Rein Therapeutics (RNTX) announced that the U.S. Food and Drug Administration has lifted the full clinical hold on the Company’s Phase 2 “RENEW” trial evaluating LTI-03 in patients with idiopathic pulmonary fibrosis. The FDA’s decision follows a review of Rein’s submission, which addressed all of the agency’s concerns. In its correspondence, the FDA confirmed that Study LTI-03-2001 may proceed and that any prior Full Clinical Hold concerns have been fully resolved. Rein expects to resume patient recruitment in late 2025 or early 2026 across approximately 20 U.S. clinical sites located in Alabama, California, Colorado, Connecticut, Florida, Indiana, Kansas, Massachusetts, Michigan, Missouri, North Carolina, New York, Ohio, South Carolina, and Texas.

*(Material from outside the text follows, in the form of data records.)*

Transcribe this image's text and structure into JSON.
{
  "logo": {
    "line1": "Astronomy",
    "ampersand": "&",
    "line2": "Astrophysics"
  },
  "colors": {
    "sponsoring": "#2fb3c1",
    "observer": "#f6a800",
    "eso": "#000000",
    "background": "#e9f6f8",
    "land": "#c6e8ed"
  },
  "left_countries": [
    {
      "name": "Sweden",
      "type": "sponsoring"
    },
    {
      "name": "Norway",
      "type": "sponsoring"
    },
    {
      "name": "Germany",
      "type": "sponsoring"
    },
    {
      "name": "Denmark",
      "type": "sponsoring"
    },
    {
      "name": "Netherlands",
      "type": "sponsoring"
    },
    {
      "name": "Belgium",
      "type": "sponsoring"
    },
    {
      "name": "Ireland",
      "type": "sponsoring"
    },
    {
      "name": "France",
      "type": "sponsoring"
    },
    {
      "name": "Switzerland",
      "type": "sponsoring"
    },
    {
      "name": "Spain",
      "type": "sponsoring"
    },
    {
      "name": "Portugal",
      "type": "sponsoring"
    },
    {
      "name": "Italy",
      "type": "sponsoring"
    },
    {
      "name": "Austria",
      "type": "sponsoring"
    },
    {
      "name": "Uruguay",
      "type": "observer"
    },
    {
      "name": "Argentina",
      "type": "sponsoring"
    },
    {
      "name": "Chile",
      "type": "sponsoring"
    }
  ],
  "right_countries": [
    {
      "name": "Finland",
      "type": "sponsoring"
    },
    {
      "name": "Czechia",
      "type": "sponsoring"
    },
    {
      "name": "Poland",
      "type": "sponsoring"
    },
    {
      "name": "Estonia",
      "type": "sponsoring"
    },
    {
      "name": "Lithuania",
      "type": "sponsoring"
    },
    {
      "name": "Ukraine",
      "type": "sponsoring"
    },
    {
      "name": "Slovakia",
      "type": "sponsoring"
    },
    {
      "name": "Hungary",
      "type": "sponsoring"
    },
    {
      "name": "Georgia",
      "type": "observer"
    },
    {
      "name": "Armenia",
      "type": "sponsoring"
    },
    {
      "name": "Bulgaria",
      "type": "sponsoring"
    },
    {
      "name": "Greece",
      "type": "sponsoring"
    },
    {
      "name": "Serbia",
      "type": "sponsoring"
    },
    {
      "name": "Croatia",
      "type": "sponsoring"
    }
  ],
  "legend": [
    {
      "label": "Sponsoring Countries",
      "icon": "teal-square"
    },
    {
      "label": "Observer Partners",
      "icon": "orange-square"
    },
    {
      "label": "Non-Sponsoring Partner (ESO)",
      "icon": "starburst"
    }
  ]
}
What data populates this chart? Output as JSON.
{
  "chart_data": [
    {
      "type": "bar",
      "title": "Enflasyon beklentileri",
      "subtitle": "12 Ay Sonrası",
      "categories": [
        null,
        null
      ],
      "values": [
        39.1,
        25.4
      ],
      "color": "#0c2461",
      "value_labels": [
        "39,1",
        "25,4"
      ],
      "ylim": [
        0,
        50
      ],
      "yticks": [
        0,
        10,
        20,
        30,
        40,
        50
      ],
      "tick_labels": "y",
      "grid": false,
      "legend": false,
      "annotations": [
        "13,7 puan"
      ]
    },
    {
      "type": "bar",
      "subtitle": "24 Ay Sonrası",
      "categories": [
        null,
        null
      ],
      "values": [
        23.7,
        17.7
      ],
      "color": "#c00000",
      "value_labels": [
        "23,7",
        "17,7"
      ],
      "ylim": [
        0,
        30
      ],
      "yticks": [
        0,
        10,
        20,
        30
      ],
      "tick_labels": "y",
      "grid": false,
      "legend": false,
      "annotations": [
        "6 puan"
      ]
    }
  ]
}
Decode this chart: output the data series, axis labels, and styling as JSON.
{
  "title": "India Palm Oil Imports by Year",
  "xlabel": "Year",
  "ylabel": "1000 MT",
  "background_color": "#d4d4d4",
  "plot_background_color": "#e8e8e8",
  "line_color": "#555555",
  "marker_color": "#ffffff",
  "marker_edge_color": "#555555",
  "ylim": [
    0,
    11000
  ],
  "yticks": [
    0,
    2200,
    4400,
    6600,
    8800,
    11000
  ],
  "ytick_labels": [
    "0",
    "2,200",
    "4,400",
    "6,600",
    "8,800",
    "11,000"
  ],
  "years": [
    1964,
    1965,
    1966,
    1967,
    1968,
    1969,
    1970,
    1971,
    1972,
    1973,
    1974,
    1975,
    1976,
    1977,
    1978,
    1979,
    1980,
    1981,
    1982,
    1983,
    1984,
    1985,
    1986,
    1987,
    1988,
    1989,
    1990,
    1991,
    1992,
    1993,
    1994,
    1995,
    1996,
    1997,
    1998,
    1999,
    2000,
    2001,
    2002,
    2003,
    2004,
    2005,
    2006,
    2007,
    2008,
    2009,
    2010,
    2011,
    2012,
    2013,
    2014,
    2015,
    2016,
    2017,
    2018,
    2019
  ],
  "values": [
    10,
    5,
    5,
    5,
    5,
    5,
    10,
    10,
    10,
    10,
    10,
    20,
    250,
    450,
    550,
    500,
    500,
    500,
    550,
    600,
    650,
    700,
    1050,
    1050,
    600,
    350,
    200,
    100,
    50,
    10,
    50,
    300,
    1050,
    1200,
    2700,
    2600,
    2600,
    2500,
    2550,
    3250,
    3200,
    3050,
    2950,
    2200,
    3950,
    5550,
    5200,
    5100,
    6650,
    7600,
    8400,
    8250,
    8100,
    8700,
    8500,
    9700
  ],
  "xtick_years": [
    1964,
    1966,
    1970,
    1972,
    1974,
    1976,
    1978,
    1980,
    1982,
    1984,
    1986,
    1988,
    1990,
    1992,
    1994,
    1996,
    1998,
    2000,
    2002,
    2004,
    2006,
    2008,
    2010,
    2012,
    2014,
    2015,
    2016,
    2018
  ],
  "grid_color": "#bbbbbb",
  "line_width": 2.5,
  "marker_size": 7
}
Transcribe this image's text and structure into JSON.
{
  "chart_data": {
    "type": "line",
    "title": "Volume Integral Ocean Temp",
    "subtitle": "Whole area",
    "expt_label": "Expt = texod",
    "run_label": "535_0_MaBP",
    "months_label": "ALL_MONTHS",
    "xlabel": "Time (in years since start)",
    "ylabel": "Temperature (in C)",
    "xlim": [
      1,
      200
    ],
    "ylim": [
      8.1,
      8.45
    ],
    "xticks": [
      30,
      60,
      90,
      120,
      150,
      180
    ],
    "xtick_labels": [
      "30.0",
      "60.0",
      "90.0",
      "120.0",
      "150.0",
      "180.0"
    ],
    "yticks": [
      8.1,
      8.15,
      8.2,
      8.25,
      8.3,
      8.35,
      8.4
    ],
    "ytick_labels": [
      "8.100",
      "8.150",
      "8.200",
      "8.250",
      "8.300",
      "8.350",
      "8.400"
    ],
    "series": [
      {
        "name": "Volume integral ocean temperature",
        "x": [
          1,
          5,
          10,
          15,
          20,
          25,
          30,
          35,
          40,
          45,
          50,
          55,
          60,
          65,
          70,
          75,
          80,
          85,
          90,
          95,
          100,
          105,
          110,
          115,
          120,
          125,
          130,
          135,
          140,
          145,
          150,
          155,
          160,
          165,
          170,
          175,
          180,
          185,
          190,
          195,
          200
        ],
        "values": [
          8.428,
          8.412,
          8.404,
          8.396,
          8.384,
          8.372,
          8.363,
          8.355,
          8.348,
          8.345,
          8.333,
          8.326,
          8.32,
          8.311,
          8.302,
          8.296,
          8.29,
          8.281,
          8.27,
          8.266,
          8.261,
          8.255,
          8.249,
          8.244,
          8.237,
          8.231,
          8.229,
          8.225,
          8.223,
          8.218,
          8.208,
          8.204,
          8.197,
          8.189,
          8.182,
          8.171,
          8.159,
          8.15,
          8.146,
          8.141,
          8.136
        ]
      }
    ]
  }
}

The U.S. enrollment complements Rein’s broader global RENEW study, which includes approximately 30 additional sites in the United Kingdom, Germany, Poland, and Australia. The trial is designed to evaluate the safety, tolerability, and efficacy of LTI-03 in up to 120 patients with IPF. Key secondary endpoints include changes in lung function and imaging-based measures of fibrosis progression. Initial topline data is expected in Q3 2026.